My difficulty, though, is that I cannot actually bring myself to write about a ‘British Constitution’. I just don’t see the UK – especially if Brexit goes ahead – as something that can be saved, or that is really worth saving. A federal arrangement, even if politically possible, would be clunky, inefficient, and unlikely to satisfy anyone. Sometimes, being independent is just the simpler, easier, cheaper option.

Having in the past written extensively on Scotland, I’m now thinking more in terms of presenting a draft ‘model Constitution for England’. This is motivated in part by a sense that the key to the democratic political renovation which we all so desperately need lies in reawakening in England a sense of itself as a post-colonial country.
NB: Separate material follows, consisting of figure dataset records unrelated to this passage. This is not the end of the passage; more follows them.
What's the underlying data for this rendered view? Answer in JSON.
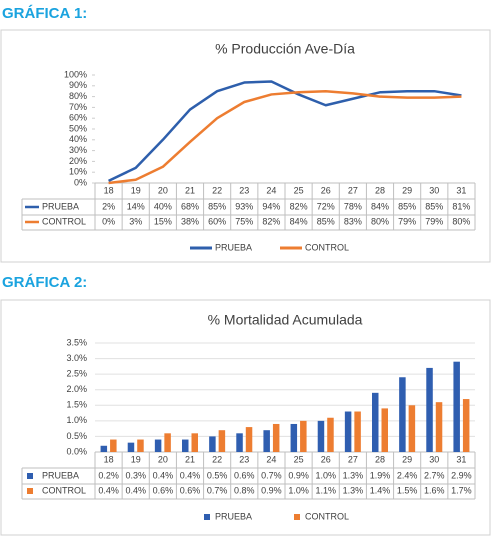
{
  "headings": [
    "GRÁFICA 1:",
    "GRÁFICA 2:"
  ],
  "chart_data": [
    {
      "type": "line",
      "title": "% Producción Ave-Día",
      "categories": [
        "18",
        "19",
        "20",
        "21",
        "22",
        "23",
        "24",
        "25",
        "26",
        "27",
        "28",
        "29",
        "30",
        "31"
      ],
      "series": [
        {
          "name": "PRUEBA",
          "color": "#2e5fac",
          "values": [
            2,
            14,
            40,
            68,
            85,
            93,
            94,
            82,
            72,
            78,
            84,
            85,
            85,
            81
          ],
          "value_labels": [
            "2%",
            "14%",
            "40%",
            "68%",
            "85%",
            "93%",
            "94%",
            "82%",
            "72%",
            "78%",
            "84%",
            "85%",
            "85%",
            "81%"
          ]
        },
        {
          "name": "CONTROL",
          "color": "#ed7d31",
          "values": [
            0,
            3,
            15,
            38,
            60,
            75,
            82,
            84,
            85,
            83,
            80,
            79,
            79,
            80
          ],
          "value_labels": [
            "0%",
            "3%",
            "15%",
            "38%",
            "60%",
            "75%",
            "82%",
            "84%",
            "85%",
            "83%",
            "80%",
            "79%",
            "79%",
            "80%"
          ]
        }
      ],
      "ylim": [
        0,
        100
      ],
      "yticks": [
        {
          "value": 0,
          "label": "0%"
        },
        {
          "value": 10,
          "label": "10%"
        },
        {
          "value": 20,
          "label": "20%"
        },
        {
          "value": 30,
          "label": "30%"
        },
        {
          "value": 40,
          "label": "40%"
        },
        {
          "value": 50,
          "label": "50%"
        },
        {
          "value": 60,
          "label": "60%"
        },
        {
          "value": 70,
          "label": "70%"
        },
        {
          "value": 80,
          "label": "80%"
        },
        {
          "value": 90,
          "label": "90%"
        },
        {
          "value": 100,
          "label": "100%"
        }
      ],
      "grid": false
    },
    {
      "type": "bar",
      "title": "% Mortalidad Acumulada",
      "categories": [
        "18",
        "19",
        "20",
        "21",
        "22",
        "23",
        "24",
        "25",
        "26",
        "27",
        "28",
        "29",
        "30",
        "31"
      ],
      "series": [
        {
          "name": "PRUEBA",
          "color": "#2f5eb0",
          "values": [
            0.2,
            0.3,
            0.4,
            0.4,
            0.5,
            0.6,
            0.7,
            0.9,
            1.0,
            1.3,
            1.9,
            2.4,
            2.7,
            2.9
          ],
          "value_labels": [
            "0.2%",
            "0.3%",
            "0.4%",
            "0.4%",
            "0.5%",
            "0.6%",
            "0.7%",
            "0.9%",
            "1.0%",
            "1.3%",
            "1.9%",
            "2.4%",
            "2.7%",
            "2.9%"
          ]
        },
        {
          "name": "CONTROL",
          "color": "#ed7d31",
          "values": [
            0.4,
            0.4,
            0.6,
            0.6,
            0.7,
            0.8,
            0.9,
            1.0,
            1.1,
            1.3,
            1.4,
            1.5,
            1.6,
            1.7
          ],
          "value_labels": [
            "0.4%",
            "0.4%",
            "0.6%",
            "0.6%",
            "0.7%",
            "0.8%",
            "0.9%",
            "1.0%",
            "1.1%",
            "1.3%",
            "1.4%",
            "1.5%",
            "1.6%",
            "1.7%"
          ]
        }
      ],
      "ylim": [
        0,
        3.5
      ],
      "yticks": [
        {
          "value": 0,
          "label": "0.0%"
        },
        {
          "value": 0.5,
          "label": "0.5%"
        },
        {
          "value": 1,
          "label": "1.0%"
        },
        {
          "value": 1.5,
          "label": "1.5%"
        },
        {
          "value": 2,
          "label": "2.0%"
        },
        {
          "value": 2.5,
          "label": "2.5%"
        },
        {
          "value": 3,
          "label": "3.0%"
        },
        {
          "value": 3.5,
          "label": "3.5%"
        }
      ],
      "grid": true
    }
  ]
}
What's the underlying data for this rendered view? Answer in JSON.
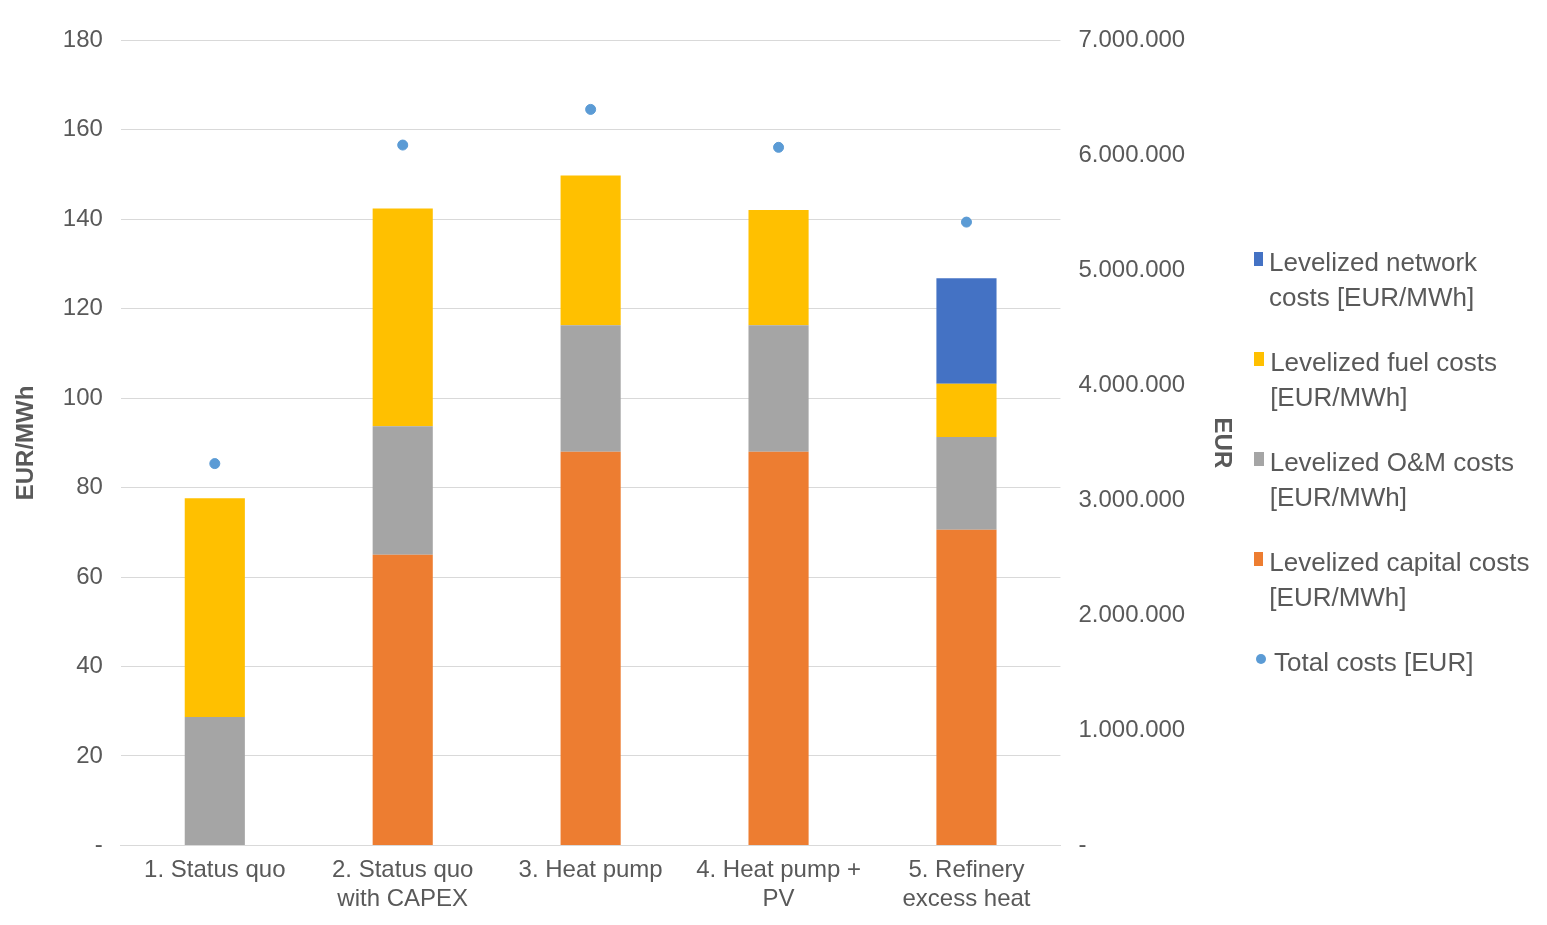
{
  "chart_data": {
    "type": "bar",
    "stacked": true,
    "ylabel": "EUR/MWh",
    "y2label": "EUR",
    "categories": [
      "1. Status quo",
      "2. Status quo with CAPEX",
      "3. Heat pump",
      "4. Heat pump + PV",
      "5. Refinery excess heat"
    ],
    "series": [
      {
        "name": "Levelized capital costs [EUR/MWh]",
        "color": "#ed7d31",
        "values": [
          0,
          65,
          88,
          88,
          70.6
        ]
      },
      {
        "name": "Levelized O&M costs [EUR/MWh]",
        "color": "#a5a5a5",
        "values": [
          28.7,
          28.7,
          28.3,
          28.3,
          20.7
        ]
      },
      {
        "name": "Levelized fuel costs [EUR/MWh]",
        "color": "#ffc000",
        "values": [
          48.9,
          48.7,
          33.5,
          25.8,
          11.9
        ]
      },
      {
        "name": "Levelized network costs [EUR/MWh]",
        "color": "#4472c4",
        "values": [
          0,
          0,
          0,
          0,
          23.6
        ]
      },
      {
        "name": "Total costs [EUR]",
        "type": "scatter",
        "axis": "y2",
        "marker": "circle",
        "color": "#5b9bd5",
        "values": [
          3320000,
          6090000,
          6400000,
          6070000,
          5420000
        ]
      }
    ],
    "ylim": [
      0,
      180
    ],
    "yticks": [
      {
        "value": 0,
        "label": "-"
      },
      20,
      40,
      60,
      80,
      100,
      120,
      140,
      160,
      180
    ],
    "y2lim": [
      0,
      7000000
    ],
    "y2ticks": [
      {
        "value": 0,
        "label": "-"
      },
      {
        "value": 1000000,
        "label": "1.000.000"
      },
      {
        "value": 2000000,
        "label": "2.000.000"
      },
      {
        "value": 3000000,
        "label": "3.000.000"
      },
      {
        "value": 4000000,
        "label": "4.000.000"
      },
      {
        "value": 5000000,
        "label": "5.000.000"
      },
      {
        "value": 6000000,
        "label": "6.000.000"
      },
      {
        "value": 7000000,
        "label": "7.000.000"
      }
    ],
    "grid": "y",
    "legend": "right"
  }
}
Perhaps the best hope for all of us, across the UK, is for England to rediscover the civic and political nationhood that was lost in the imperial project of 1707, and to constitute itself anew through a democratic and inclusive constituent process. The project is not, then, to reform the UK, but to replace it – while keeping, of course, the shared Commonwealth heritage and all the opportunities for co-operation and friendship that that entails.

Building on Solid Rock

Today I’ve been nervously pondering Miroslav Volf’s words: “A post-truth world is a post-justice world, and a post-justice world looks either like North Korea or Syria.”

This poses a challenge to those, like me, who have spent a lot of time studying and supporting the structures of democracy.

I’m increasingly coming to the opinion that the structures we have (not in the UK, but in most advanced democracies with modern constitutions) are basically sound, give or take a little tinkering here and there. However, the foundations – the ethical expectations, norms and virtues that make a civic and democratic possible – are being corroded. If unchecked, this corrosion could have disastrous consequences, which no amount of institutional redesign can fix.

This isn’t to say that constitutions, laws and institutions are unimportant. Clearly they do matter. But they must rest upon solid foundations. Unless we value truth, justice, peace, decorum, public service and responsibility then  we are building on sand.

These values are not endogenous to the constitution itself. They come from outside of law and politics, arising from civil society, from education and from religion. They have to be nurtured anew in each generation.